When you've decided to run a marathon today, you'll be stepping into a wonderland of modern science. But what does that mean?
- It means you'll never have to run 26.2 miles before you run your first marathon.
- It means you'll have more energy than ever before, not less
- It means you'll be able to go from the sofa to a marathon within 12 weeks
- The benefits of running a marathon
- The benefits of running a marathon are endless. That big shiny trophy on your wall is a great way to make your mother proud, win your co-worker's respects, or, win that girl's respect. It’s an achievement you can hold dear for the rest of your life. If you're a father, you can show your children the benefits of dreaming big. If you're young, you can learn about the benefits of dreaming big.
- So, let's get to it: How to run a marathon with modern medicine on your side:
- Step 1: commit. Go to www.marathoncalendar.com and sign up for one in your neighborhood, 12 weeks from now. This is the first day for the rest of your life. Studies constantly show that when you have a financial stake, you will be more motivated to pull through.
- Step 1a: go to http://26point2medals.com/ and type in that calendar. Imagine yourself holding that trophy. Studies show that imaging success increases the odds of success.
- Step 2: Commit to a smaller step. Go to www.halfmarathons.net and find a half marathon 6 weeks from now. This is the first day of a better you.
- Step 3: Run 1 mile today.
- As for your training in the next 12 weeks:
- Use HIIT + 5-10-20 rule. Understanding how the human body works is important to understand why the marathon is so hard.
- High Intensity Interval Training (HIIT):
- 2 minutes gentle pedalling followed by 20 seconds of cycling flat-out for 4 cycles (a 10 minute workout) has been shown to be just as effective as a 30 minute run. HIIT is the best way to move your training forward and has been shown to be just as effective as long distance runs of 5,10, and even 20 miles! It smashes old notions that you have to be a slave to running every single day to gain the cardiovascular endurance to run a marathon, and its actually been proven to be SAFER than running long distances in your training.
- To customize your workout, see this fantastic blog that goes into more detail: http://www.shutupandrun.net/2012/07/go-faster-leaner-and-longer-with-hiit.html
- For longer runs, use the 5-10-20 rule. It means one day, you run 5 miles. The next time you are scheduled to go long, run 10. The final long run, go 20. These are essentially equivalent in difficulty. Ramping up from 5 miles to 20 miles is no harder than going from sofa to 5 miles. Once you've hit the 5 mile mark (try for 1 month in), then go 10 miles the week after. That means at 5 weeks (and 1 week before your half marathon), you'll have run only 3.1 miles short of a 10 miler.
- Now: the hard part: Running the last 6.2 miles
- Barry Magee:"Anyone can run 20 miles. It's the next six that count."

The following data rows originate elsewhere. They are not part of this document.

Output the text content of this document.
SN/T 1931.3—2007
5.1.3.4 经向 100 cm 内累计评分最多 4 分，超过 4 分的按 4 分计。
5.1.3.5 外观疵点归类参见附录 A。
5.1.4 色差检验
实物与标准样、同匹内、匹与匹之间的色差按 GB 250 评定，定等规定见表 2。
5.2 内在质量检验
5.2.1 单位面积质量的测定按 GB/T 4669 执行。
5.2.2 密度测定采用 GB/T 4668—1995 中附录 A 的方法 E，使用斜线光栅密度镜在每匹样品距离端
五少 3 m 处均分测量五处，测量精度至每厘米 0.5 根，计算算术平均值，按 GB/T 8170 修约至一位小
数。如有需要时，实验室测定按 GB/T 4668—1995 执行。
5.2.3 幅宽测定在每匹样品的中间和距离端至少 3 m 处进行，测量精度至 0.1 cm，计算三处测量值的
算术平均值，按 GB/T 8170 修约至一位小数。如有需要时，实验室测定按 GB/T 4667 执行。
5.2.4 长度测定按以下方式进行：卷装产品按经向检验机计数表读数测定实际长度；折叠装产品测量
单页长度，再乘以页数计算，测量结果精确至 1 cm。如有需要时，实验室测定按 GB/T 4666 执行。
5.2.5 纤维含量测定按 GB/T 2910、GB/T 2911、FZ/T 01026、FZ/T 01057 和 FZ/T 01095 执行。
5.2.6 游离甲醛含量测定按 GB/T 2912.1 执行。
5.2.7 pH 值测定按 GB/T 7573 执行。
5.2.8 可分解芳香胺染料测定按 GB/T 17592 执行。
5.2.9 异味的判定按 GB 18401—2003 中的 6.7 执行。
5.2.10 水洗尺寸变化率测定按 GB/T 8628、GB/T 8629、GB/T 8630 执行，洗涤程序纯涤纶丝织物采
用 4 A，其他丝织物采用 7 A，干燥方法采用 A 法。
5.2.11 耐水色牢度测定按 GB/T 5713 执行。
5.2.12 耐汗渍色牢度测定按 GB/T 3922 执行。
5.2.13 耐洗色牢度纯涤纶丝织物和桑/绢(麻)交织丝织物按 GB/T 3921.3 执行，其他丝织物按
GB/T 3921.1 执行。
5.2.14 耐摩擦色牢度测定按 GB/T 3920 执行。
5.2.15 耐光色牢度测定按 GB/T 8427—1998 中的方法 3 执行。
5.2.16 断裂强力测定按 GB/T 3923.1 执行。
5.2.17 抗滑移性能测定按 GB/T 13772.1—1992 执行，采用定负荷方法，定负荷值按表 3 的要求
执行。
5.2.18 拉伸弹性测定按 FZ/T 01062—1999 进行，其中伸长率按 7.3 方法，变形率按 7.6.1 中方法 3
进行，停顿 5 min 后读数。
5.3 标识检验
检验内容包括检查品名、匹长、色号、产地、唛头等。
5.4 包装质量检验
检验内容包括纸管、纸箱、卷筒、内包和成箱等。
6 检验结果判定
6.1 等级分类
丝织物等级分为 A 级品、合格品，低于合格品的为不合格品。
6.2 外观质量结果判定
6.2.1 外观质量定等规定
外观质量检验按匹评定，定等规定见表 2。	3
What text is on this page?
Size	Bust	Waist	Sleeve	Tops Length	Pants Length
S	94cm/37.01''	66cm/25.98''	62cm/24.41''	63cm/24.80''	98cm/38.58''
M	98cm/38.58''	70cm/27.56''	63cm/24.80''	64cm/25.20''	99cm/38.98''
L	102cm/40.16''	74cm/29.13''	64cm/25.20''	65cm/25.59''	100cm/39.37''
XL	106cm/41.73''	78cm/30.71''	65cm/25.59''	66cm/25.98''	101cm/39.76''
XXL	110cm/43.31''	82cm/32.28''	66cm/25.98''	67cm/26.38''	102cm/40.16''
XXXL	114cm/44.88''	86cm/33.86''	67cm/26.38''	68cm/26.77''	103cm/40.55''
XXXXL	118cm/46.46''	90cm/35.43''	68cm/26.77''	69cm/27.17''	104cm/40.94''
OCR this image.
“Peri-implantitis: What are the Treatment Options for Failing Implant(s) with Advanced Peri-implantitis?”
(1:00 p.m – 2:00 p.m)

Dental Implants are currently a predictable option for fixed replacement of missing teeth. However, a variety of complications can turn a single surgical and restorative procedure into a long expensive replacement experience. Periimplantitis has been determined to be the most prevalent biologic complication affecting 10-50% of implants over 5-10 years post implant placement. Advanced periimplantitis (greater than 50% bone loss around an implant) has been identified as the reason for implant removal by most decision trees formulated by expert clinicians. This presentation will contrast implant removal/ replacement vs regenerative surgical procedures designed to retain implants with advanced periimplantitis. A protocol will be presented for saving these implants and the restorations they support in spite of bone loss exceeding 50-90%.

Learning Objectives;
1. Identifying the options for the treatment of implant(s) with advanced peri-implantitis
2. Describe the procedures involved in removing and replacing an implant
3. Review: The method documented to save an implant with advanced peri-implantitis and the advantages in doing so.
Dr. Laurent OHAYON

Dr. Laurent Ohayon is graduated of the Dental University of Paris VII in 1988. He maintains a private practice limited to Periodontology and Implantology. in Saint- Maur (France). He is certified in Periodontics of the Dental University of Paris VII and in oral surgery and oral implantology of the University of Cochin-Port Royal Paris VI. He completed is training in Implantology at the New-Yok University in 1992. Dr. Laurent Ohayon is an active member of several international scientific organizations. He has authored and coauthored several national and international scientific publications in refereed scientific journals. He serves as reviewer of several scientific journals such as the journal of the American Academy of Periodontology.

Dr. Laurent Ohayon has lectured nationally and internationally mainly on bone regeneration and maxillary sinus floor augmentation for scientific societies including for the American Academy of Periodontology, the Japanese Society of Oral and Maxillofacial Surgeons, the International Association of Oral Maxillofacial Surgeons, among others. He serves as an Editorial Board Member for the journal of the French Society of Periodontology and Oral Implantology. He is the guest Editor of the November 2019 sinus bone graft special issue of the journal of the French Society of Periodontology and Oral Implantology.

- Ladies and gentlemen, I'll say it: theres no easy way around this. The last 6 miles suck. Your liver is designed to hold about 2000 calories of glycogen, which it uses as fuel. When you run, it goes through about 100 calories a mile. That means around mile 20, your body has run out of glucose. This is called the wall. The best runners in the world run out at the same time, but they are able to convert to fat burning much more efficiently, minimizing the so called "wall". You will not. That’s ok. There comes a time to be tough, and going 6 miles after you've already done 20 is relatively easy. Go slow, soak it up, and enjoy the last 6 miles as you drag your body across the finish line. Its just that…simple really.
- Some small day to day things you can do:
- Run 1 mile every morning, first thing after waking up, followed by a protein shake.